The impact of the federal set-aside programs was pervasive and substantial. In 1994, for example, about $10 billion was at play. Among such programs spawned in the wake of Fullilove was one involving the Small Business Administration and the Department of Transportation. It provided financial incentives to government contractors that gave at least 10 percent of their business to minority subcontractors. Randy Pech was the white owner of Adarand Constructors, Inc. of Colorado Springs, Colorado. Adarand made the low bid on a guardrail project in the San Juan National Forest, but the subcontract went instead to a Hispanic-owned company. Pech then brought suit against the Department of Transportation and its head, Federico Peña, claiming that the subcontracting policy violated constitutional guarantees of *equal protection and *due process. A federal district court and a *court of appeals rebuffed these claims on the grounds that the federal government could invoke race-based affirmative-action programs that were not subject to strict scrutiny.
The justices, however, reversed course and remanded the case back to the lower court for additional review. In doing so, the somewhat fragmented majority decided that strict scrutiny should be applied to race-conscious affirmative-action programs. Justice Sandra Day *O’Connor, writing for the majority, placed federal set-aside programs on the same constitutional plane with local and state efforts. That meant, according to O’Connor, that all government classification by race “should be subjected to detailed judicial inquiry to ensure that the personal right to equal protection of the laws has not been infringed” (p. 227). To be constitutional, measure based on racial classifications had to be narrowly tailored and had to further a compelling government interest. Justice Antonin *Scalia went even further than O’Connor, noting his belief that the program could never withstand strict scrutiny. “In the eyes of the government,” Scalia wrote, “we are just one race here. It is American” (p. 239). Justice Clarence *Thomas, in another concurring opinion, described such programs as patronizing and paternalistic measures that prevented blacks from competing on terms that could prove their real worth.
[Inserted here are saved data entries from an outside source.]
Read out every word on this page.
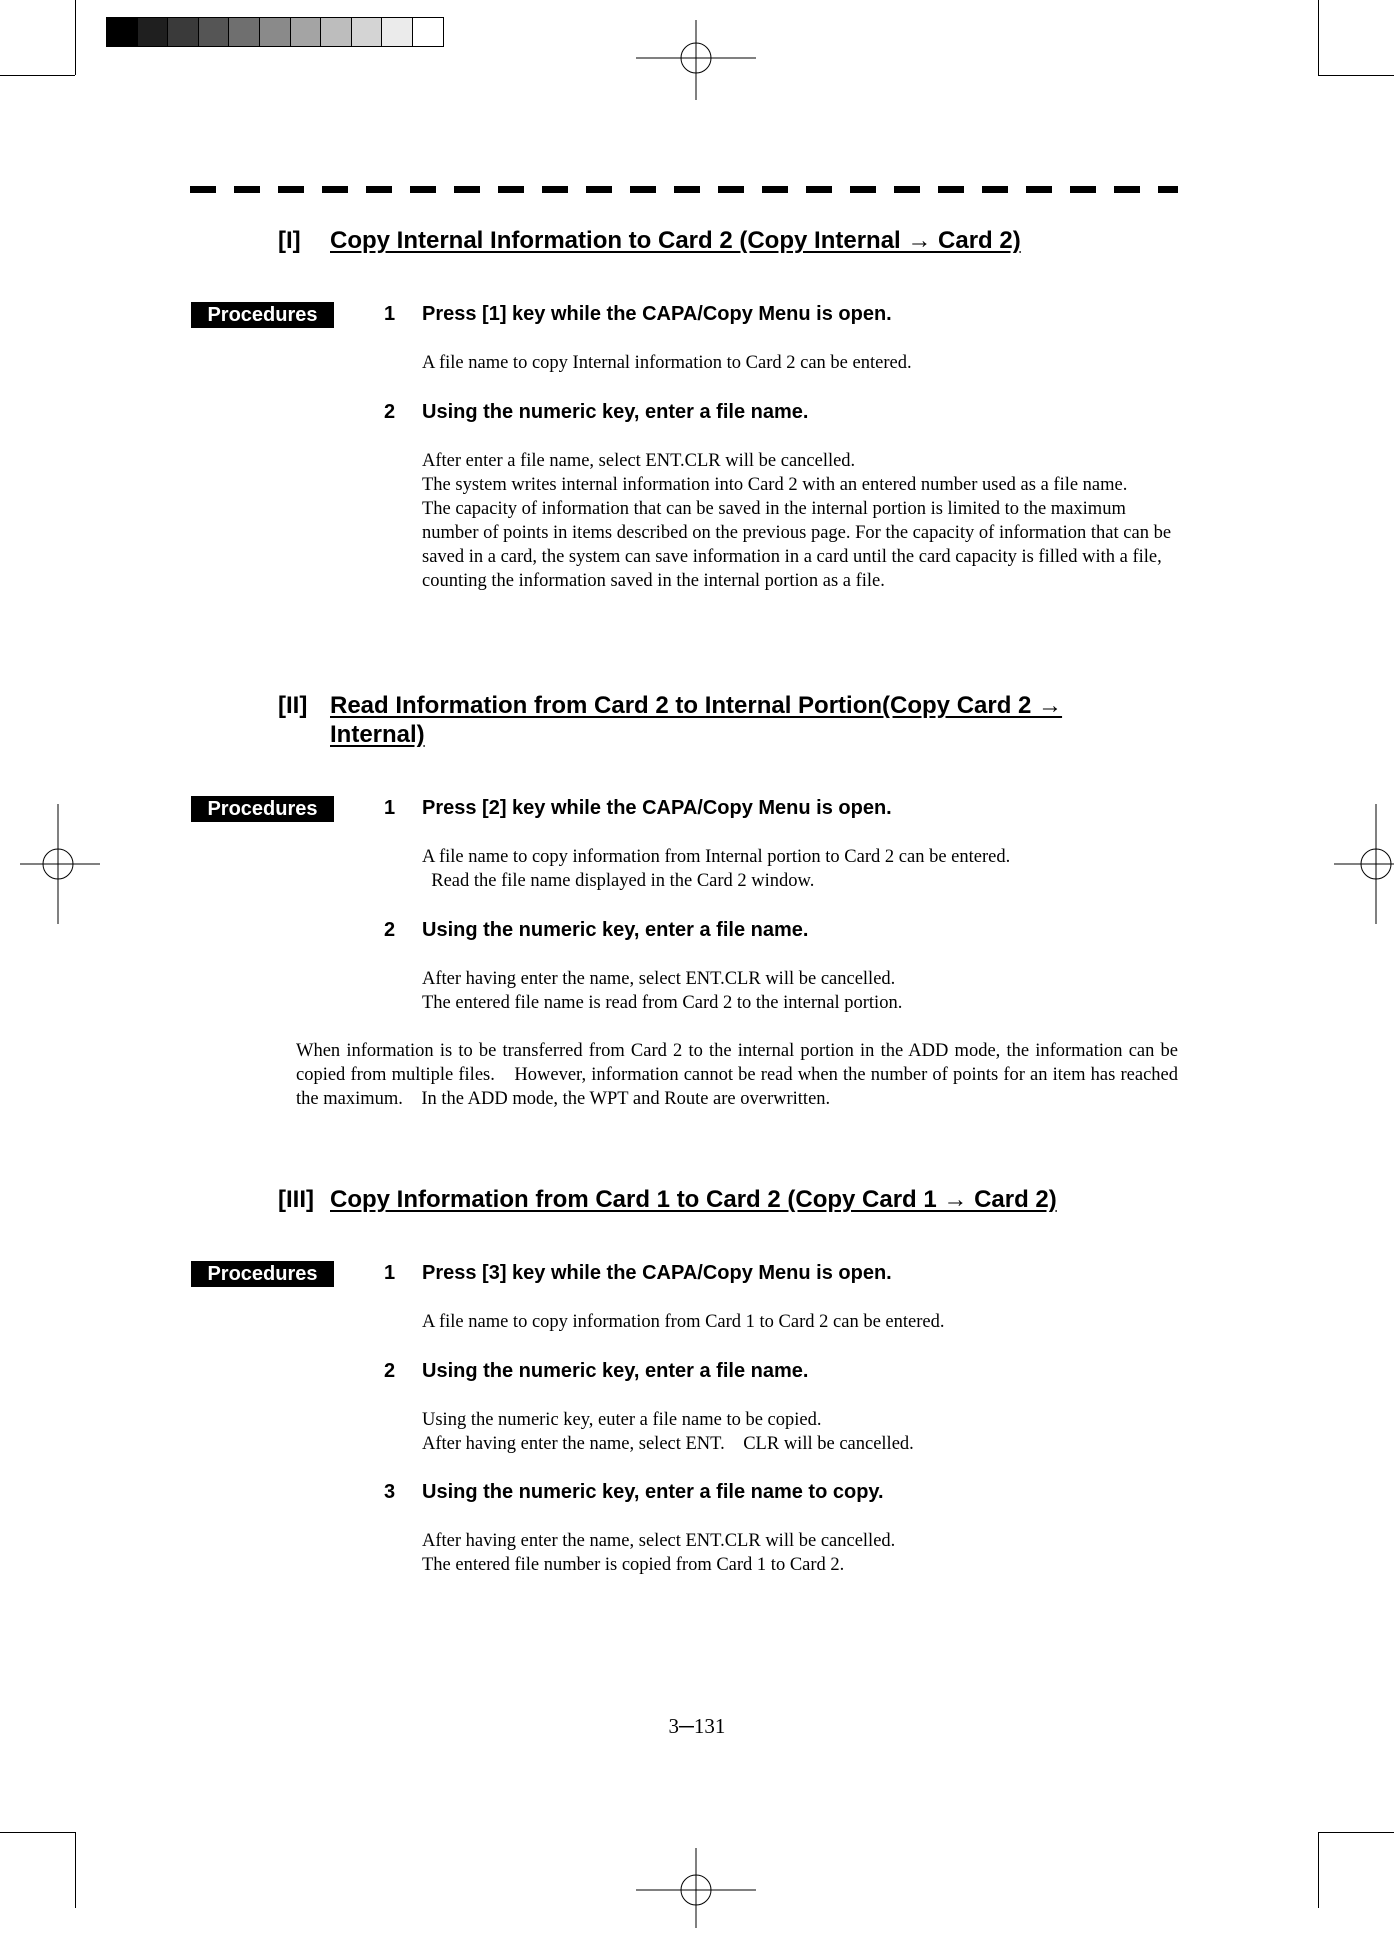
[I] Copy Internal Information to Card 2 (Copy Internal → Card 2)
Procedures	1 Press [1] key while the CAPA/Copy Menu is open.

A file name to copy Internal information to Card 2 can be entered.

2 Using the numeric key, enter a file name.

After enter a file name, select ENT.CLR will be cancelled.

The system writes internal information into Card 2 with an entered number used as a file name.

The capacity of information that can be saved in the internal portion is limited to the maximum number of points in items described on the previous page. For the capacity of information that can be saved in a card, the system can save information in a card until the card capacity is filled with a file, counting the information saved in the internal portion as a file.

[II] Read Information from Card 2 to Internal Portion(Copy Card 2 →
Internal)
Procedures	1 Press [2] key while the CAPA/Copy Menu is open.

A file name to copy information from Internal portion to Card 2 can be entered.

Read the file name displayed in the Card 2 window.

2 Using the numeric key, enter a file name.

After having enter the name, select ENT.CLR will be cancelled.

The entered file name is read from Card 2 to the internal portion.

When information is to be transferred from Card 2 to the internal portion in the ADD mode, the information can be copied from multiple files.　However, information cannot be read when the number of points for an item has reached the maximum.　In the ADD mode, the WPT and Route are overwritten.
[III] Copy Information from Card 1 to Card 2 (Copy Card 1 → Card 2)
Procedures	1 Press [3] key while the CAPA/Copy Menu is open.

A file name to copy information from Card 1 to Card 2 can be entered.

2 Using the numeric key, enter a file name.

Using the numeric key, euter a file name to be copied.

After having enter the name, select ENT.　CLR will be cancelled.

3 Using the numeric key, enter a file name to copy.

After having enter the name, select ENT.CLR will be cancelled.

The entered file number is copied from Card 1 to Card 2.

3─131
The dissenters, led by Justice John Paul *Stevens, insisted that the nation’s unhappy history of race relations required the federal government to take remedial action. Justice Ruth Bader *Ginsburg’s dissent took specific exception to Scalia and Thomas by arguing that a carefully designed affirmative-action program could work well within the confines of the Equal Protection Clause of the *Fourteenth Amendment. In any case, Ginsberg insisted, the responsibility for crafting such plans rested with legislative bodies, and she chided the majority, which usually paid homage to the primacy of Congress, for failing to do so in this instance.
The Court’s action did explicitly overrule Metro Broadcasting, but it did not overturn the Small Business Administrative program. The case went back to the lower courts to determine whether the program violated the very demanding strict scrutiny test. Still, the message from the Court about affirmative action was that for any program to have a chance of passing constitutional muster it had to be narrowly tailored and it had to apply to individuals who were victims of past discrimination rather than simply helping any and all minorities.